Film Review: Learning tolerence from intolerance

The Cannes Film Festival has come and gone and golden Oscar has been put away until next spring. With the masses taking refuge in air conditioned cineplexes, summer movie mania is going full tilt. Films released during this season tend to weigh light on complex story lines and deep, compelling characters, instead going for visceral entertainment and obvious amusement. These expectations are fortunate since I Now Pronounce You Chuck and Larry probably won’t be collecting awards any time soon.

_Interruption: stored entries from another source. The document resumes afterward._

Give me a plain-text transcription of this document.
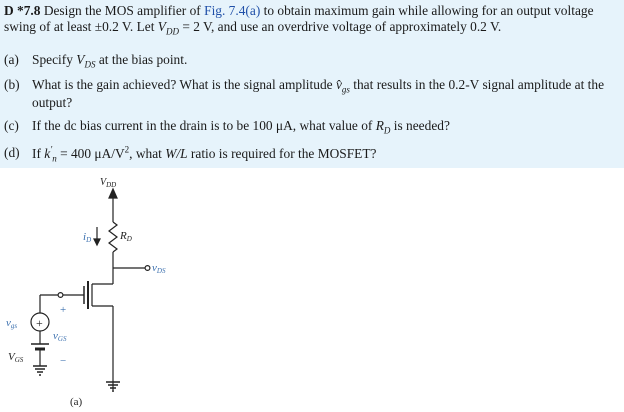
D *7.8 Design the MOS amplifier of Fig. 7.4(a) to obtain maximum gain while allowing for an output voltage
swing of at least ±0.2 V. Let $V_{DD} = 2$ V, and use an overdrive voltage of approximately 0.2 V.
(a) Specify $V_{DS}$ at the bias point.
(b) What is the gain achieved? What is the signal amplitude $v̂_{gs}$ that results in the 0.2-V signal amplitude at the
output?
(c) If the dc bias current in the drain is to be 100 μA, what value of $R_D$ is needed?
(d) If $k'_n = 400$ $\mu A/V^2$, what W/L ratio is required for the MOSFET?
+
$V_{DD}$
iD	RD
vDS
+
vGS
−
vgs
VGS
(a)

Chuck Levine (Adam Sandler) and Larry Valentine (Kevin James) are two Brooklyn firefighters and best friends that would do anything for each other. Family man Larry is a widower having a hard time letting go and Chuck is Mr. February, a playboy enjoying the single life. When an unfortunate technicality prevents Larry from naming his children as his pension beneficiaries, he sees only one logical conclusion: domestic partnership. Since Chuck is indebted to Larry for saving his life, he has no choice but to agree. In Larry’s mind the plan seems simple enough, but when an over-eager and nosy investigator (Steve Buscemi) starts to poke around, the couple is forced to improvise and take their well-intentioned charade to the next level.

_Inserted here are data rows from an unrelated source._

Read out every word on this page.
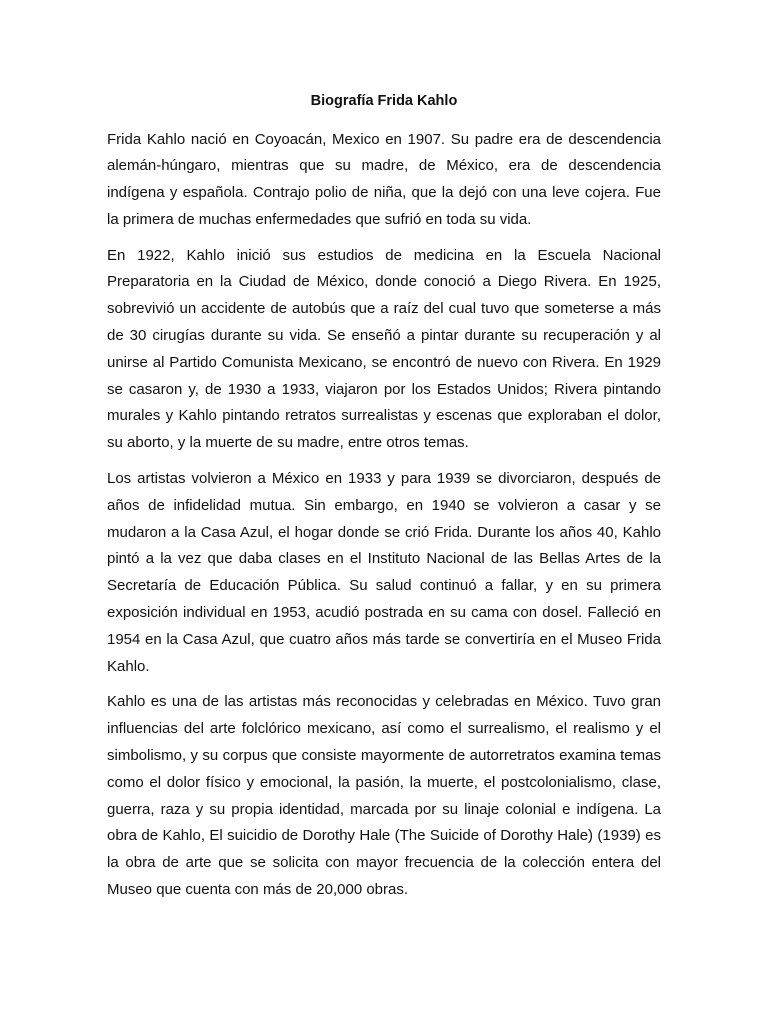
Biografía Frida Kahlo

Frida Kahlo nació en Coyoacán, Mexico en 1907. Su padre era de descendencia alemán-húngaro, mientras que su madre, de México, era de descendencia indígena y española. Contrajo polio de niña, que la dejó con una leve cojera. Fue la primera de muchas enfermedades que sufrió en toda su vida.

En 1922, Kahlo inició sus estudios de medicina en la Escuela Nacional Preparatoria en la Ciudad de México, donde conoció a Diego Rivera. En 1925, sobrevivió un accidente de autobús que a raíz del cual tuvo que someterse a más de 30 cirugías durante su vida. Se enseñó a pintar durante su recuperación y al unirse al Partido Comunista Mexicano, se encontró de nuevo con Rivera. En 1929 se casaron y, de 1930 a 1933, viajaron por los Estados Unidos; Rivera pintando murales y Kahlo pintando retratos surrealistas y escenas que exploraban el dolor, su aborto, y la muerte de su madre, entre otros temas.

Los artistas volvieron a México en 1933 y para 1939 se divorciaron, después de años de infidelidad mutua. Sin embargo, en 1940 se volvieron a casar y se mudaron a la Casa Azul, el hogar donde se crió Frida. Durante los años 40, Kahlo pintó a la vez que daba clases en el Instituto Nacional de las Bellas Artes de la Secretaría de Educación Pública. Su salud continuó a fallar, y en su primera exposición individual en 1953, acudió postrada en su cama con dosel. Falleció en 1954 en la Casa Azul, que cuatro años más tarde se convertiría en el Museo Frida Kahlo.

Kahlo es una de las artistas más reconocidas y celebradas en México. Tuvo gran influencias del arte folclórico mexicano, así como el surrealismo, el realismo y el simbolismo, y su corpus que consiste mayormente de autorretratos examina temas como el dolor físico y emocional, la pasión, la muerte, el postcolonialismo, clase, guerra, raza y su propia identidad, marcada por su linaje colonial e indígena. La obra de Kahlo, El suicidio de Dorothy Hale (The Suicide of Dorothy Hale) (1939) es la obra de arte que se solicita con mayor frecuencia de la colección entera del Museo que cuenta con más de 20,000 obras.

Sandler’s usual posse reprises their accustomed roles as secondary characters, this time playing fellow firefighters who act as a Greek chorus, mirroring the ignorant and homophobic general population. Throw in a surly boss (Dan Aykroyd), an exaggerated ethnic stereotype (Rob Schneider) and a hot, leggy lawyer who bonds with the presumably-gay Chuck (Jessica Biel), and the comedic formula is complete. That likely equation makes for watered-down humor and expected chuckles.


While this movie tries to make some headway into creating a more understanding society, it does so using the very stereotypes that foster prejudice and discord, falsely hoping that the end will justify the means. A bright spot is that Kevin James-much like his role in the recent Will Smith vehicle Hitch-manages to play another endearing chubby man who is only trying to take care of his kids in spite of bureaucratic red tape. It’s a shame that, like in Hitch, James is relegated to sidekick status while Sandler gets paid to grope Jessica Biel. Nevertheless, the recent insurgence of a more mature age in comedy may mean Sandler and Co.’s cheap “pull my finger” tricks have gone the way of the horse and carriage.


I Now Pronounce You Chuck and Larry may not have the big budget special effects of its other summer counterparts but its cheesy easy way of tying up all the loose ends into a “happily ever after” is as outlandish as wizards and robots. This film is wrought with the predictable gags and cliched jokes one often anticipates from a Happy Madison production. Yet in its own backwards way, Chuck and Larry still manages to pull morals out of the story, preaching about tolerance and sticking together as the true mark of a family.